The Heart of a King: The Loves of Solomon
Published by Revell
Publication Date April 30, 2019
Genres: Biblical Fiction, Christian Fiction, Historical Fiction
Setting: Israel 1000 - 732 BC
Written for: Adults
King Solomon was wealthy and wise beyond measure. He could--and did--have anything he wanted, including many women from many lands. But for all his wisdom, did he or the women in his life ever find what they searched for all of their lives?
In this engrossing novel, you'll find yourself whisked away to ancient Israel, where you'll meet Solomon and four of the women he loved: Naamah the desert princess, Abishag the shepherdess, Siti the daughter of a pharaoh, and Nicaula the queen of Sheba.

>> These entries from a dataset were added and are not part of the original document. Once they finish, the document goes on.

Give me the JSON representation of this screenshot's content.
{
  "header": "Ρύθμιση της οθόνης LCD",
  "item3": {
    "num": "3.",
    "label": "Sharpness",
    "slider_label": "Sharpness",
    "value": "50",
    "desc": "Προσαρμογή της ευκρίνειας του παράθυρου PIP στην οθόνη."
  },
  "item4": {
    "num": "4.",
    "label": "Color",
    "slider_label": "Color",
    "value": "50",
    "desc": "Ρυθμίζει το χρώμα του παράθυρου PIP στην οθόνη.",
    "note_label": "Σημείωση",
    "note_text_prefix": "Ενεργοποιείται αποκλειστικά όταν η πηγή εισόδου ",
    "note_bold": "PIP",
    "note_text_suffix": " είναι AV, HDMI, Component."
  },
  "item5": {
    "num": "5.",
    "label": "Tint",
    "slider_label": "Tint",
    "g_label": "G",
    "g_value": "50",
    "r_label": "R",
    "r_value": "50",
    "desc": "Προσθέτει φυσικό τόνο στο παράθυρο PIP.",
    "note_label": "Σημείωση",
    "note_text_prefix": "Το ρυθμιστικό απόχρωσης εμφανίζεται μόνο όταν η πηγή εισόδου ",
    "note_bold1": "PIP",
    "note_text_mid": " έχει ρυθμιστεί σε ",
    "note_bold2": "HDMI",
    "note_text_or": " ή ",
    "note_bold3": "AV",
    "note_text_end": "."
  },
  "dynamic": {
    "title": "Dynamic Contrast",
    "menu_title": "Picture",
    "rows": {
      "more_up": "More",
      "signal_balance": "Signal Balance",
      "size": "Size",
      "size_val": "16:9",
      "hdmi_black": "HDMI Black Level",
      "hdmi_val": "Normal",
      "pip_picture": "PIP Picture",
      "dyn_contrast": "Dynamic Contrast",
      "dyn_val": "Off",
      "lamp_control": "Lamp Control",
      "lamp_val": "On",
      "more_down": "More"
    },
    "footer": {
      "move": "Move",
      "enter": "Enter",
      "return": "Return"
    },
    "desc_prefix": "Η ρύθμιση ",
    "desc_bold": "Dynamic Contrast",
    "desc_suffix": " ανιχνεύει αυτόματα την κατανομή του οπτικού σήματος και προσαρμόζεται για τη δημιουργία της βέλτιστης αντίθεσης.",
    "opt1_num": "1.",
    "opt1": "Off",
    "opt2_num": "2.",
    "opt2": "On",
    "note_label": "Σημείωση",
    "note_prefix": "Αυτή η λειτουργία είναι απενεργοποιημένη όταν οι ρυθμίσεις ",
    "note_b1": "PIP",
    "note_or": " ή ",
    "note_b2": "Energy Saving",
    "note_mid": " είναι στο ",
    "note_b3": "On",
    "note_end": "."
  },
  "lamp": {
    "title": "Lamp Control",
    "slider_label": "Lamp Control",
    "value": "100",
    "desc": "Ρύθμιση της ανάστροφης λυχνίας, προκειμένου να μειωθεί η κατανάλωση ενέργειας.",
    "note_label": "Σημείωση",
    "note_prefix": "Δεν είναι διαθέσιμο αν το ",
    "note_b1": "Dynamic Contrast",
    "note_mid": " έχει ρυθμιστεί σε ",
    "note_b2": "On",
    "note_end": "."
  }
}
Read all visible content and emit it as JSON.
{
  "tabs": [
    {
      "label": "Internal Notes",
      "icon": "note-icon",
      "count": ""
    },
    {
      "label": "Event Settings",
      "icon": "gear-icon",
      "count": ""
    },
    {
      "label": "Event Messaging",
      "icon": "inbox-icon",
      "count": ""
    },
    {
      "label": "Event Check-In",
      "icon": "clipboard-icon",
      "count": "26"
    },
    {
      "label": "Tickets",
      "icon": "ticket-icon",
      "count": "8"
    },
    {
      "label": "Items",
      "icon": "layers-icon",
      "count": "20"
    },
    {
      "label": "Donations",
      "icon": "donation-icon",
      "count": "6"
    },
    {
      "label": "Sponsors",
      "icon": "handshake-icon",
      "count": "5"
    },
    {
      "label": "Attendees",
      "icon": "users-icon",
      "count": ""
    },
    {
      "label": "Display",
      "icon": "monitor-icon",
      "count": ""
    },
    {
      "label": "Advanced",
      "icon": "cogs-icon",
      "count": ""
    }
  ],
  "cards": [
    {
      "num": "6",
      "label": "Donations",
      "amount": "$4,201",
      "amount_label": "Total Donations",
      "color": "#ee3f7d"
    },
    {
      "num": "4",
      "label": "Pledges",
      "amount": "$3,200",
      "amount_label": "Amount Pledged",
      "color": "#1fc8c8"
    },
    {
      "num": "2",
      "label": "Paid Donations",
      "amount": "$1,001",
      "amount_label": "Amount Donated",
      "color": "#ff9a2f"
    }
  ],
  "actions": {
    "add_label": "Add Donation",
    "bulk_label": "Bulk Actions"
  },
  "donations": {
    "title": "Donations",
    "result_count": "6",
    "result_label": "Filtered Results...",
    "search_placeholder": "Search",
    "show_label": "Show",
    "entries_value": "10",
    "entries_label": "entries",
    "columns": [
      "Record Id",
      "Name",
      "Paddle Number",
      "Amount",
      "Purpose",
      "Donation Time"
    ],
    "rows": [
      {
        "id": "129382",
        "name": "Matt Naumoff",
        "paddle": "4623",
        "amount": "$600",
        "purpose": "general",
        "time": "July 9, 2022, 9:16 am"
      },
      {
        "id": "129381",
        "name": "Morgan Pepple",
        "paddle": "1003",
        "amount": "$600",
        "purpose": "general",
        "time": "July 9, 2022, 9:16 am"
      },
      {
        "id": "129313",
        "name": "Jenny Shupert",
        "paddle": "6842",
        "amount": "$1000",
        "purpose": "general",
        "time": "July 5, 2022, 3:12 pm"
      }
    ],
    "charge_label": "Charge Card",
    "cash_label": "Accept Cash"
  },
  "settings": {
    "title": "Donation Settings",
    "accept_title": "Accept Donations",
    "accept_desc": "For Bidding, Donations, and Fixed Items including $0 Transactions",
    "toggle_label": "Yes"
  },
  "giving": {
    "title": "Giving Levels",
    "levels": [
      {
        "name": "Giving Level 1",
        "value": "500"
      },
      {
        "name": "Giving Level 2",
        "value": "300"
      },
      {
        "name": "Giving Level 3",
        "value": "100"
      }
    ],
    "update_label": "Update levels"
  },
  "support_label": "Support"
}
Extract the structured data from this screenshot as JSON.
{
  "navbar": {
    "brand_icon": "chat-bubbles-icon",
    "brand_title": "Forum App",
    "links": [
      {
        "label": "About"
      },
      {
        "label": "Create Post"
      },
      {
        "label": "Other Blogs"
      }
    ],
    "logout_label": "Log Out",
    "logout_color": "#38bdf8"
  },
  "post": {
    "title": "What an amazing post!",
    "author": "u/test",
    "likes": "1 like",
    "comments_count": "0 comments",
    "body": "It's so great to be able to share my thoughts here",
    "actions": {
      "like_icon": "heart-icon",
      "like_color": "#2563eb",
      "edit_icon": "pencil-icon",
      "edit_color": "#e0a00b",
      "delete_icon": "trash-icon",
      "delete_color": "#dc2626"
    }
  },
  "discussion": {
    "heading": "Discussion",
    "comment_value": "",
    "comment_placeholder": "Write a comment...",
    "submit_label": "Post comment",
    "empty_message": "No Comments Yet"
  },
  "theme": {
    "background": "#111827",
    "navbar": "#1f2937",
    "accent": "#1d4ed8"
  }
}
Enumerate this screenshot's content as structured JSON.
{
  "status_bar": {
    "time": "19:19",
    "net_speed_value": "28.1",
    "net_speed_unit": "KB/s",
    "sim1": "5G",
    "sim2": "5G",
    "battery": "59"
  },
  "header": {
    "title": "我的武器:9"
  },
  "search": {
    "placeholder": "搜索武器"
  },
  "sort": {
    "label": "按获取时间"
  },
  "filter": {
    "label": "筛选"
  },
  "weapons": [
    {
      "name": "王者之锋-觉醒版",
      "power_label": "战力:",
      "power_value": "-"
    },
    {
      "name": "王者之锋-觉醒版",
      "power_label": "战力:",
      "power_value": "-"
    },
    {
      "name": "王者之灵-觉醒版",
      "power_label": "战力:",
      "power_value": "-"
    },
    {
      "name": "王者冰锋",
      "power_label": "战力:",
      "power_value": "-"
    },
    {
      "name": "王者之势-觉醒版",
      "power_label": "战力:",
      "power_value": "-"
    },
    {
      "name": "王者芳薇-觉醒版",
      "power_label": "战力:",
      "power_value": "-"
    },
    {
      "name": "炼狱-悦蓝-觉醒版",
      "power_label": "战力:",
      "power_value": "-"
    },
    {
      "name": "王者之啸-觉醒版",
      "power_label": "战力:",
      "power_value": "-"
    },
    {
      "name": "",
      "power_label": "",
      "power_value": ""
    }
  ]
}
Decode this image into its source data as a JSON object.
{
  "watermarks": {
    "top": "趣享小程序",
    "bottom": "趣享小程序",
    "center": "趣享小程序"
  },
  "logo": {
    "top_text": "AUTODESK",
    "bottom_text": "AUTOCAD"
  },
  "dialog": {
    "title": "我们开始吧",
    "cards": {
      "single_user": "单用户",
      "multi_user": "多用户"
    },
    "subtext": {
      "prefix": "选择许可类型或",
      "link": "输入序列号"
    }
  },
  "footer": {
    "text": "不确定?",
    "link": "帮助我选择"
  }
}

As you experience the world of Solomon through his eyes and the eyes of these women, you'll ask yourself the ultimate question: Did Solomon's wisdom ultimately benefit him and those he loved . . . or did it betray them?
I received a complimentary copy of this book. This gift did not influence my opinion or review.
The Heart of a King is a fascinating look at what it might have been like to be one of Solomon’s wives. Beginning with Naamah, the mother of Rehoboam, and ending with the Queen of Sheba, each women’s thoughts and motivations are examined.
The author speculated as to which woman Solomon married first and chose Naamah for this distinction. Seeing her perspective as the first wife – how she would have reacted in finding out that Solomon was to marry again. And again. And again. Ouch!
My favorite aspect of the story is the way the author pulled so in much of the Old Testament. I loved Solomon and David’s excitement as they planned the temple and the descriptions of the temple and the sacrifices once it was built. Bits of wisdom from Proverbs and portions of the Song of Solomon were sprinkled through the book as were portions of Ecclesiastes. This was done quite well.
Solomon’s character as shown in the book was quite multifaceted. He sought to follow God and showed a deep love and concern for following His ways – at first. Though in some ways he appeared strong – in his rulings – he also seemed quite insecure and unsure of the right actions to take, especially after the death of his mother. His portrayal was a bit smarmy in the way he related to the women. Then again, this is probably the way it really was. Seeing his alleged reason for taking on all his wives was quite thought-provoking.
Each wife portrayed had a different personality and experience with Solomon, as would be expected. Seeing things from the viewpoint of his Egyptian wife was interesting, especially considering she is the one who had a palace built for her outside Jerusalem. As a result, we learned the author’s speculation on how this came about to be mentioned in the Bible. While I didn’t much like the personalities of the women, I very much enjoyed their stories.